I love to create, and don’t have much of an outlet to share my creative work currently, so I wanted to share these with you. They are my own photographs with digital manipulation, created in June 2015. Sorry for the watermarks and the very small images, but I have had art stolen and misused in the past, so I feel the need to protect my work whilst I share it with you.
While these images took shape, it made me think about the concept of ‘imperfect beauty’. I have always found beauty in unusual places, in the dark, in the strange, in things that others find ugly or unattractive. Beauty websites focus so much on image and looking good (which makes sense, given the nature of makeup and skincare products), but I thought it may be relevant to instead share my thoughts and encourage you to think about your own attitude to beauty.
When I look in the mirror, I see a woman who is self-confident, happy with her body and looks, and comfortable with her flaws. I get dry skin, and eczema. I have a large Cesarean scar which may not heal very well due to having had a large haematoma on it. I have a small dark blemish on my stomach which happened during my first pregnancy – I lost the baby early on, but this little patch of discoloured skin is my permanent connection to our first baby.

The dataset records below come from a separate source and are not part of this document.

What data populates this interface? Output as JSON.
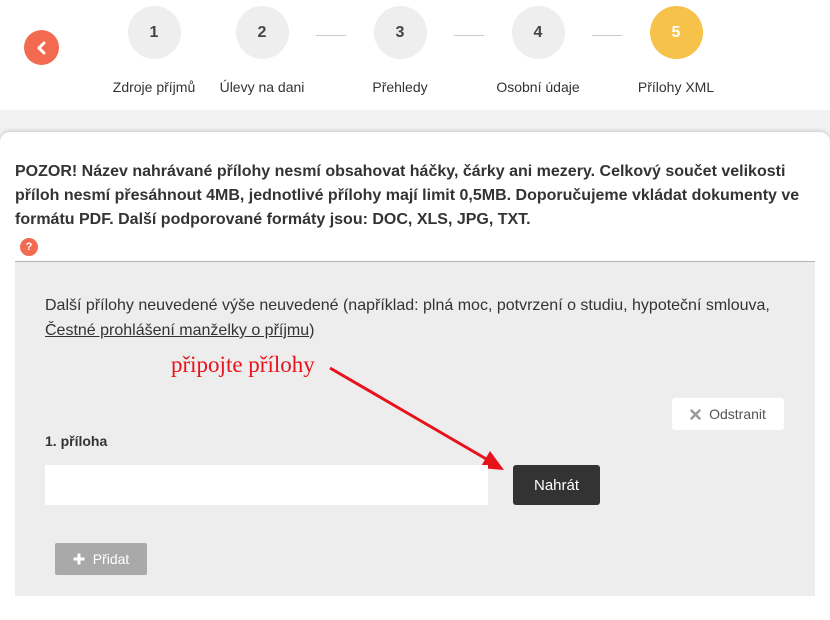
{
  "stepper": {
    "back_icon": "chevron-left-icon",
    "steps": [
      {
        "number": "1",
        "label": "Zdroje příjmů"
      },
      {
        "number": "2",
        "label": "Úlevy na dani"
      },
      {
        "number": "3",
        "label": "Přehledy"
      },
      {
        "number": "4",
        "label": "Osobní údaje"
      },
      {
        "number": "5",
        "label": "Přílohy XML",
        "active": true
      }
    ],
    "colors": {
      "active": "#f6c24a",
      "inactive": "#eeeeee",
      "back": "#f26b50"
    }
  },
  "notice": {
    "warning": "POZOR! Název nahrávané přílohy nesmí obsahovat háčky, čárky ani mezery. Celkový součet velikosti příloh nesmí přesáhnout 4MB, jednotlivé přílohy mají limit 0,5MB. Doporučujeme vkládat dokumenty ve formátu PDF. Další podporované formáty jsou: DOC, XLS, JPG, TXT.",
    "help_glyph": "?"
  },
  "attachments": {
    "description_prefix": "Další přílohy neuvedené výše neuvedené (například: plná moc, potvrzení o studiu, hypoteční smlouva, ",
    "description_link": "Čestné prohlášení manželky o příjmu",
    "description_suffix": ")",
    "annotation": "připojte přílohy",
    "annotation_color": "#e8121b",
    "remove_label": "Odstranit",
    "item_label": "1. příloha",
    "file_value": "",
    "upload_label": "Nahrát",
    "add_label": "Přidat"
  }
}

I have a few little white scars from getting chicken pox at age 22.
I have a large purple scar on my knee from getting stitches – I slipped over on a rainy day while walking on a school trip to a Chinese restaurant and cut my knee deeply. Not only did I miss out on a delicious Chinese meal (love Chinese food!) but people started rumors that my parents ‘forced me to trip’ to get out of going on the excursion, because my “family is racist and I’m not allowed eat Chinese food”. Oh, never mind my family ate at that restaurant almost every week and were good friends with the family that owned it, or the fact I worked there two years later! I have the average amount of body freckles and moles that most Kiwis have.
I’m very skinny, and get a lot of abuse from people about that – its natural and I have even worked with dieticians and drs to try to gain weight and I can’t. I would love to be a few kgs heavier, but that simply can’t happen. My body rejects all piercings, and I have lots of little keloids from trying to have them. I grow too much body hair too quickly. My hair is ridiculously knotty, frizzy, thick and unmanageable.

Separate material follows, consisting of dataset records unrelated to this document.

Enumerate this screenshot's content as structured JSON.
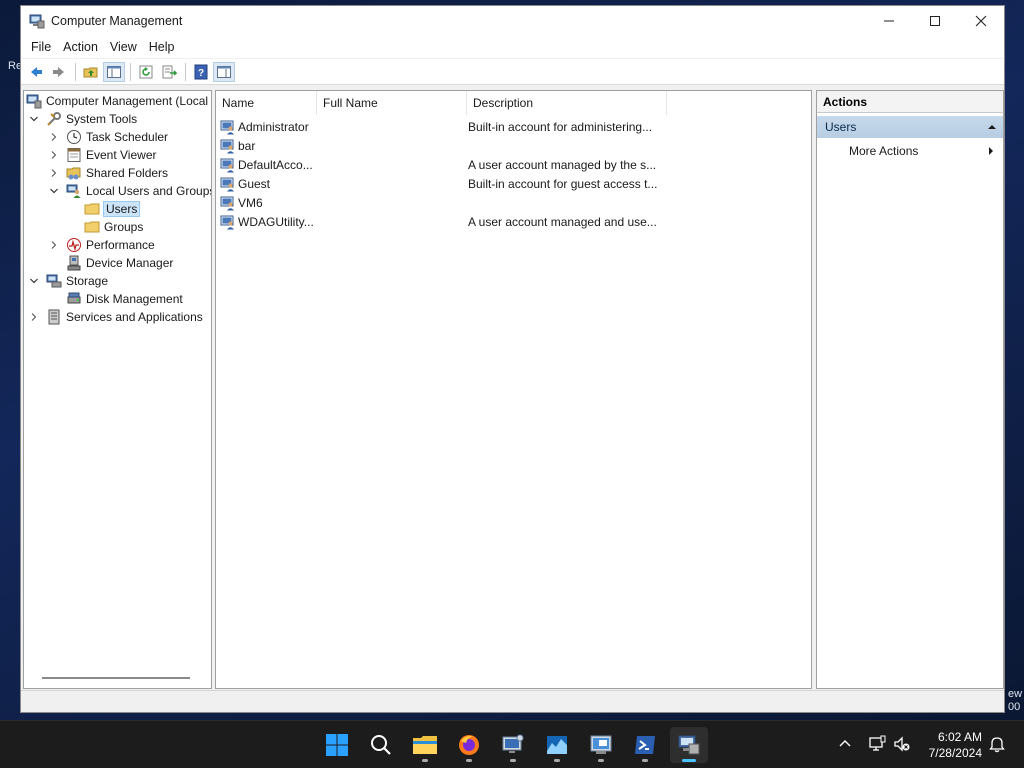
{
  "desktop": {
    "frag_left": "Re",
    "frag_right_1": "ew",
    "frag_right_2": "00"
  },
  "window": {
    "title": "Computer Management",
    "controls": {
      "minimize": "minimize",
      "maximize": "maximize",
      "close": "close"
    }
  },
  "menu": {
    "file": "File",
    "action": "Action",
    "view": "View",
    "help": "Help"
  },
  "toolbar": {
    "buttons": [
      "back-icon",
      "forward-icon",
      "up-folder-icon",
      "show-hide-tree-icon",
      "refresh-icon",
      "export-list-icon",
      "help-icon",
      "show-action-pane-icon"
    ]
  },
  "tree": {
    "root": "Computer Management (Local",
    "system_tools": "System Tools",
    "task_scheduler": "Task Scheduler",
    "event_viewer": "Event Viewer",
    "shared_folders": "Shared Folders",
    "local_users_groups": "Local Users and Groups",
    "users": "Users",
    "groups": "Groups",
    "performance": "Performance",
    "device_manager": "Device Manager",
    "storage": "Storage",
    "disk_management": "Disk Management",
    "services_apps": "Services and Applications"
  },
  "list": {
    "columns": {
      "name": "Name",
      "full_name": "Full Name",
      "description": "Description"
    },
    "rows": [
      {
        "name": "Administrator",
        "full_name": "",
        "description": "Built-in account for administering..."
      },
      {
        "name": "bar",
        "full_name": "",
        "description": ""
      },
      {
        "name": "DefaultAcco...",
        "full_name": "",
        "description": "A user account managed by the s..."
      },
      {
        "name": "Guest",
        "full_name": "",
        "description": "Built-in account for guest access t..."
      },
      {
        "name": "VM6",
        "full_name": "",
        "description": ""
      },
      {
        "name": "WDAGUtility...",
        "full_name": "",
        "description": "A user account managed and use..."
      }
    ]
  },
  "actions": {
    "title": "Actions",
    "section": "Users",
    "more_actions": "More Actions"
  },
  "taskbar": {
    "apps": [
      "windows-start-icon",
      "search-icon",
      "file-explorer-icon",
      "firefox-icon",
      "remote-desktop-icon",
      "performance-monitor-icon",
      "server-manager-icon",
      "powershell-icon",
      "computer-management-icon"
    ],
    "clock_time": "6:02 AM",
    "clock_date": "7/28/2024"
  },
  "colors": {
    "selection": "#cce4f7",
    "actions_header": "#b7cde3",
    "taskbar": "#1c1c1c",
    "accent": "#4cc2ff"
  }
}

BUT! I have amazing long, dark eyelashes, which frame my exotic eyes, gifts from my Egyptian/Lebanese ancestors. I don’t get pimples, my skin is never oily (that’s because it’s too dry, but that’s ok). I have unusual taste, and get a lot of attention for my look and my makeup without having to really try. People constantly compliment me on the hair that I hate. I am happy and healthy, and I look it, and feel it.
Noone is “perfect”. Everyone has something they dislike about themselves, but rather than focus on those things, why not focus on the positive. I can’t tell you how to find your own happiness, but I hope when you look at the mirror, you enjoy the positive, and don’t focus on the negative.
Beauty exists where we choose to find it or make it.